Indian History of Christian Martyrdom


Who is a Martyr?

The word Martyr serves Christian traditions and originates from the term “witness”, as in the embodiment of faith. A martyr is someone who dies for their beliefs and for defending a cause.

Should all Christians desire to become Martyrs’? What does the Bible say? 

The Bible applauds faithful believers who pay the ultimate price for their witness. Stephen was granted a glorious vision of heaven before he died, and in this vision, he saw Jesus standing at the right hand of the Father (Acts 7:56), as though waiting for Stephen in an attitude of honor for Stephen’s faithful service. Jesus pronounced a blessing upon those who were persecuted for His name: “Blessed are you when people insult you, persecute you and falsely say all kinds of evil against you because of me” (Matthew 5:11). Clearly, the Biblical evidence points to the fact that those who are persecuted and suffer for their witness to Christ (including enduring death) are pleasing in God’s sight.

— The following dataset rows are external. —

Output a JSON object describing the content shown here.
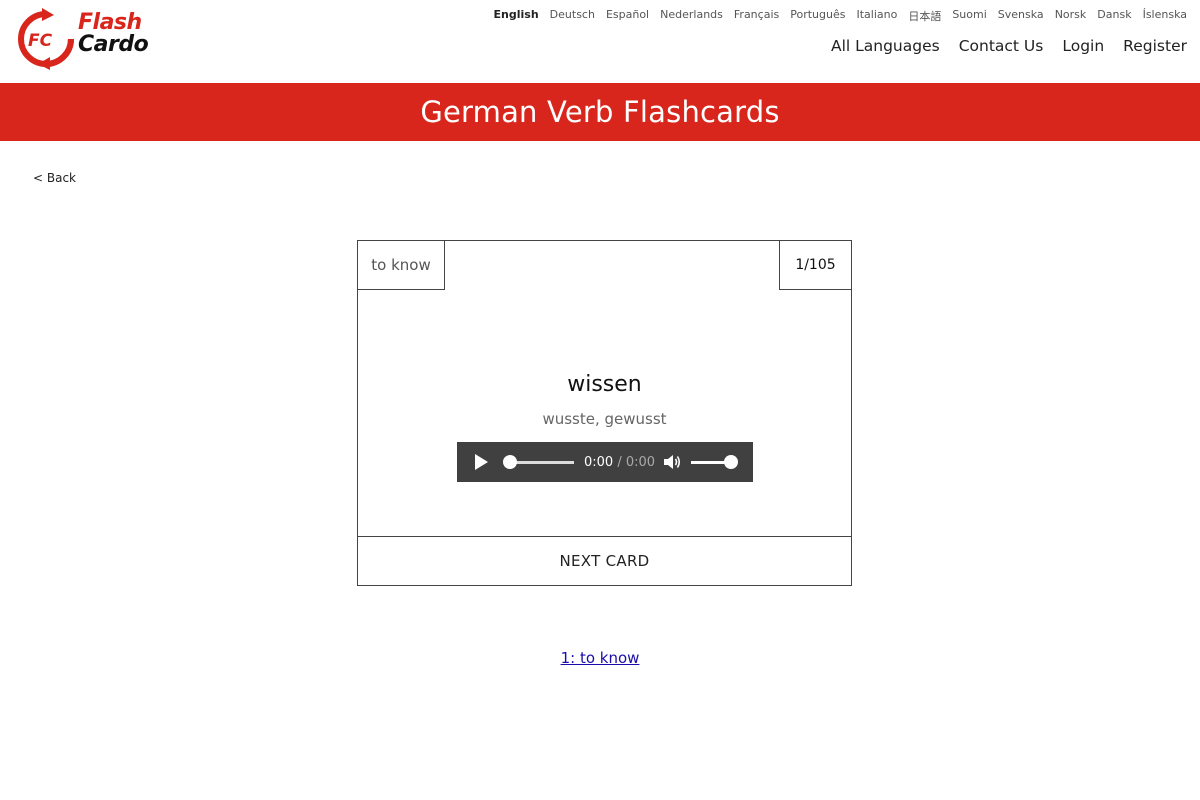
{
  "logo": {
    "line1": "Flash",
    "line2": "Cardo"
  },
  "languages": [
    "English",
    "Deutsch",
    "Español",
    "Nederlands",
    "Français",
    "Português",
    "Italiano",
    "日本語",
    "Suomi",
    "Svenska",
    "Norsk",
    "Dansk",
    "Íslenska"
  ],
  "active_language": "English",
  "nav": {
    "all_languages": "All Languages",
    "contact": "Contact Us",
    "login": "Login",
    "register": "Register"
  },
  "banner": {
    "title": "German Verb Flashcards"
  },
  "back": "< Back",
  "card": {
    "english": "to know",
    "counter": "1/105",
    "word": "wissen",
    "forms": "wusste, gewusst",
    "next_label": "NEXT CARD"
  },
  "player": {
    "current_time": "0:00",
    "separator": " / ",
    "duration": "0:00",
    "progress": 0.0,
    "volume": 1.0
  },
  "list_link": "1: to know",
  "colors": {
    "brand_red": "#d9261c",
    "player_bg": "#404040",
    "link": "#1a0dab"
  }
}
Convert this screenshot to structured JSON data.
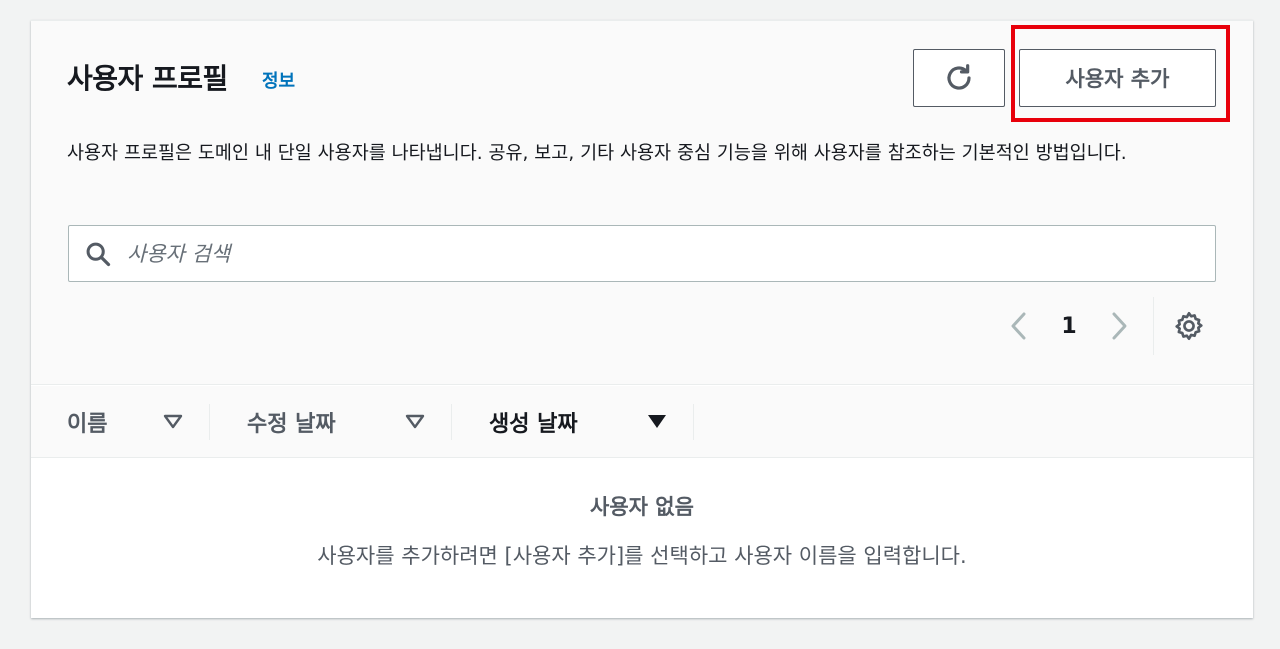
{
  "header": {
    "title": "사용자 프로필",
    "info_link": "정보",
    "add_button": "사용자 추가"
  },
  "description": "사용자 프로필은 도메인 내 단일 사용자를 나타냅니다. 공유, 보고, 기타 사용자 중심 기능을 위해 사용자를 참조하는 기본적인 방법입니다.",
  "search": {
    "placeholder": "사용자 검색",
    "value": ""
  },
  "pagination": {
    "current_page": "1"
  },
  "table": {
    "columns": [
      {
        "label": "이름",
        "sort": "none"
      },
      {
        "label": "수정 날짜",
        "sort": "none"
      },
      {
        "label": "생성 날짜",
        "sort": "descending"
      }
    ]
  },
  "empty_state": {
    "title": "사용자 없음",
    "message": "사용자를 추가하려면 [사용자 추가]를 선택하고 사용자 이름을 입력합니다."
  },
  "colors": {
    "link": "#0073bb",
    "highlight": "#e8000b",
    "text_primary": "#16191f",
    "text_secondary": "#545b64"
  }
}
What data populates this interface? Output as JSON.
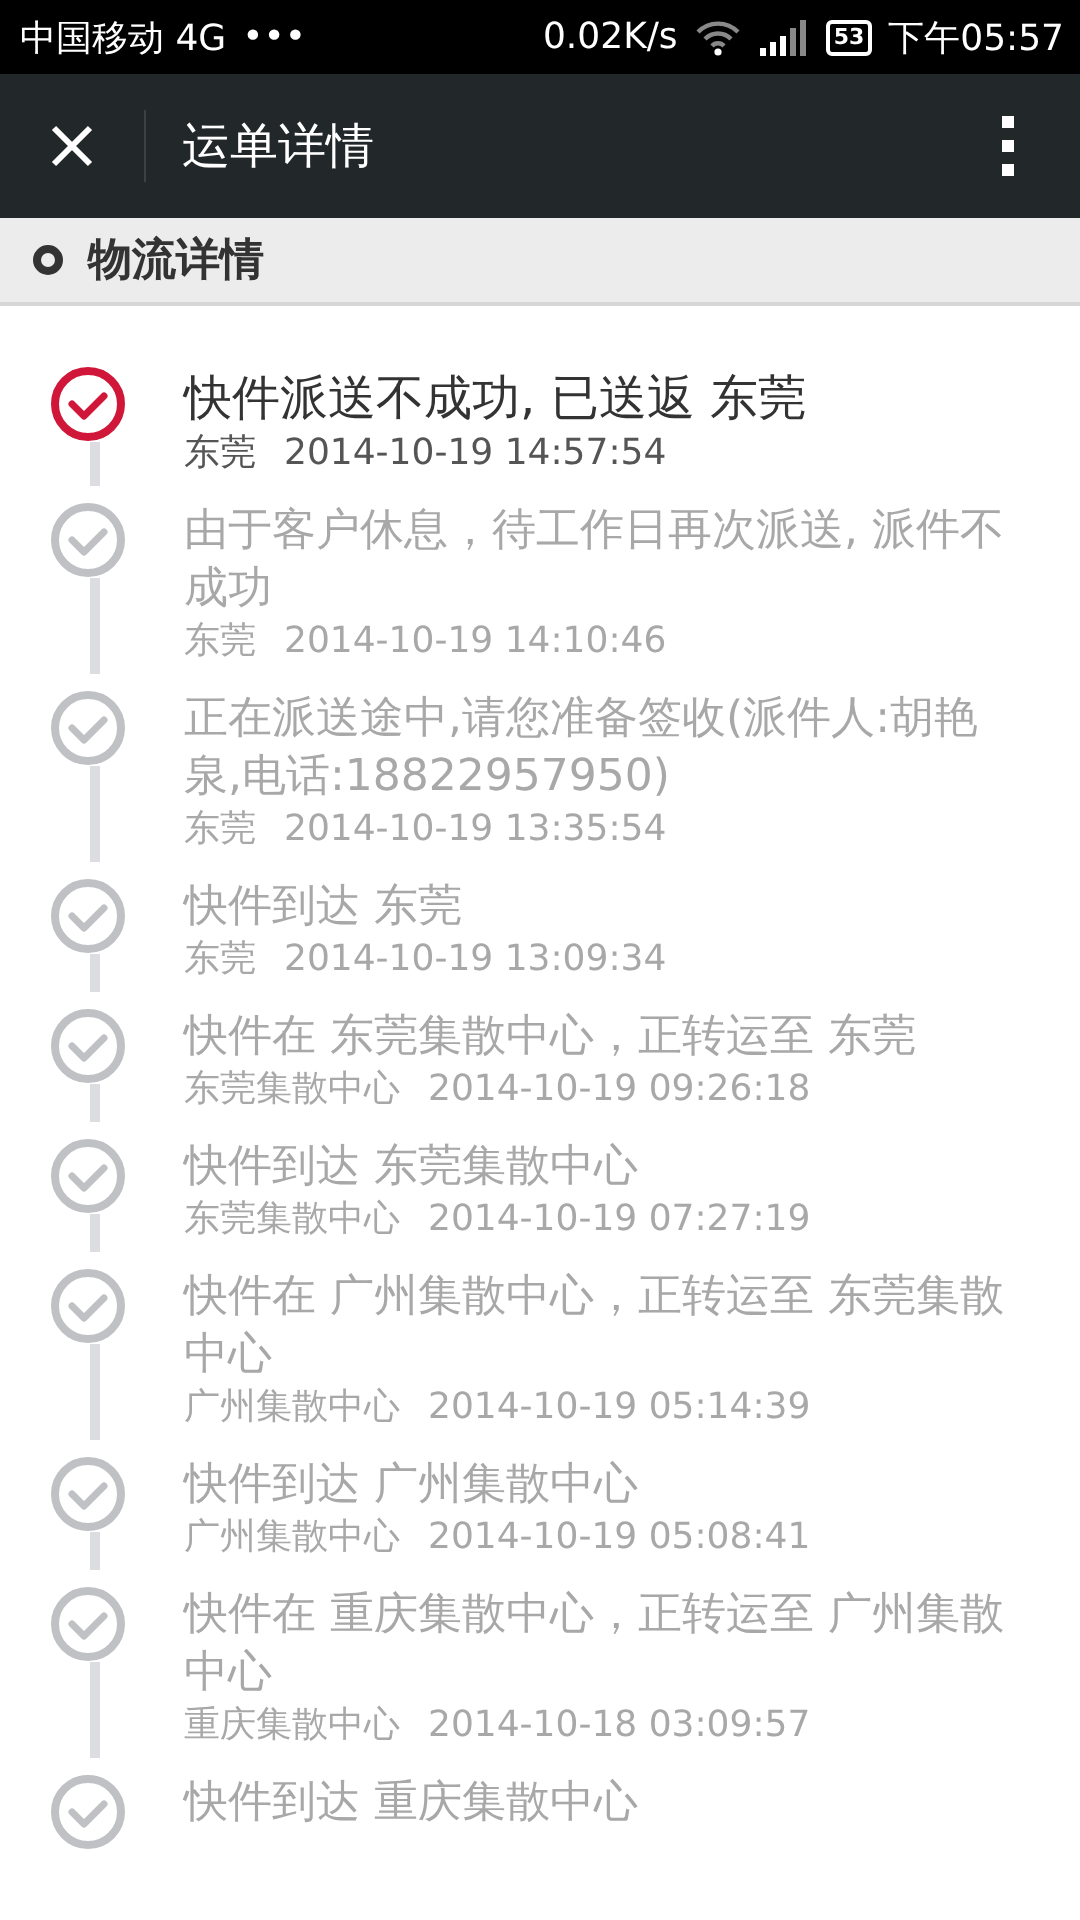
{
  "status_bar": {
    "carrier": "中国移动 4G",
    "dots": "•••",
    "speed": "0.02K/s",
    "battery": "53",
    "time": "下午05:57"
  },
  "header": {
    "title": "运单详情"
  },
  "section": {
    "title": "物流详情"
  },
  "events": [
    {
      "description": "快件派送不成功, 已送返 东莞",
      "location": "东莞",
      "time": "2014-10-19 14:57:54",
      "current": true,
      "color": "#d0173a"
    },
    {
      "description": "由于客户休息，待工作日再次派送, 派件不成功",
      "location": "东莞",
      "time": "2014-10-19 14:10:46",
      "current": false
    },
    {
      "description": "正在派送途中,请您准备签收(派件人:胡艳泉,电话:18822957950)",
      "location": "东莞",
      "time": "2014-10-19 13:35:54",
      "current": false
    },
    {
      "description": "快件到达 东莞",
      "location": "东莞",
      "time": "2014-10-19 13:09:34",
      "current": false
    },
    {
      "description": "快件在 东莞集散中心，正转运至 东莞",
      "location": "东莞集散中心",
      "time": "2014-10-19 09:26:18",
      "current": false
    },
    {
      "description": "快件到达 东莞集散中心",
      "location": "东莞集散中心",
      "time": "2014-10-19 07:27:19",
      "current": false
    },
    {
      "description": "快件在 广州集散中心，正转运至 东莞集散中心",
      "location": "广州集散中心",
      "time": "2014-10-19 05:14:39",
      "current": false
    },
    {
      "description": "快件到达 广州集散中心",
      "location": "广州集散中心",
      "time": "2014-10-19 05:08:41",
      "current": false
    },
    {
      "description": "快件在 重庆集散中心，正转运至 广州集散中心",
      "location": "重庆集散中心",
      "time": "2014-10-18 03:09:57",
      "current": false
    },
    {
      "description": "快件到达 重庆集散中心",
      "current": false
    }
  ]
}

However, when Jesus says, “Whoever finds his life will lose it, and whoever loses his life for my sake will find it” (Matthew 10:39), He is not calling for people to make an attempt to lose their lives. Rather, He is calling us to be willing to lose our lives for His sake.

Martyrdom is an expectation. Those who actively seek the path of martyrdom are not seeking it for the glory of God, but for their own glory. As the old saying goes, “the blood of the Martyrs’ is the seed of the church”. God’s purpose in martyrdom is the glorification of His name and the building up of His church.

Indian History of Christian Martyrdom

Since its earliest days, hundreds of thousands of Christians have been killed for their faith. History chronicles the lives, suffering and triumphant deaths of these Christian Martyrs’. 

The first two centuries are remembered as the age of persecution or martyrdom. 

All of Jesus’disciples except for John and Judas were martyred. Surely, Jesus could have given them all a peaceful death – that in itself is a Christian’s standard. Thomas the Apostle, was the first to set foot in India. He was killed by a spear in Mylapore, Madras, India in AD 72.  

Devasahayam Pillai (1712-1752) originally named Neelakandan Pillai at birth, was born into a Hindu family in the 18th century. He converted to Christianity which angered the Brahmin Chief Priest of the kingdom, the feudal lords and so he was martyred in 1752. 

Sadhu Sundar Singh (1889-1929), was a Sikh who became a Christian. He was ostracized by his family and thrown out. His heart was set towards Tibet and Nepal primarily because of the great challenges it presented against evangelism. Legend has it that he was martyred on his last journey to Tibet in 1929.

Indian Christians martyred post-Independence

In the 1990’s, three new Catholic converts were martyred in Assam for accepting a foreign religion.  

In 1994, three priests were savagely murdered and their Church bombed in the South Chotanagpur region.  

Early in 1995, five Franciscan nuns died near the border between Delhi and Ghaziabad. 

In February 1996, Sister Rani Maria was stabbed more than 40 times in broad day light and her body mutilated. 

In January 1999, Graham Stuart Staines, an Australian Christian missionary who, along with his two sons Philip and Timothy, was burnt to death by right-wing religious activists. For nearly 35 years, he lived and worked with some of the poorest Adivasi communities in Odisha, along with his wife.

In November 1999, in a hate campaign led by religious fundamentalists, Father Arul Das, a Catholic Priest was martyred. 

In 2016, among the galaxy of contemporary anti-Christian persecution, Bharat Ki Beti (Sis Esther), Pastor Yohan Maraiah, Pastor Chamu Purthy, Pastor Gurumurthy Madi, Pastor David Lugun and Pastor Abel Patadi– stand out like beacons. No death is in vain. 

Day in and day out, we continue to hear of brutal, horrific stories of persecution, torture and suffering. Not only are our brethren suffering physical and mental abuse, they are also being socially boycotted. A village collectively shuns the Christian, refusing to buy nothing from them, sell nothing, cutting off water supply, exchanging no words with them, showing them plainly that they are not wanted there. Life becomes so uncomfortable, with no source of income, that they voluntarily leave the society. Christian families are displaced; Christian homes are abandoned.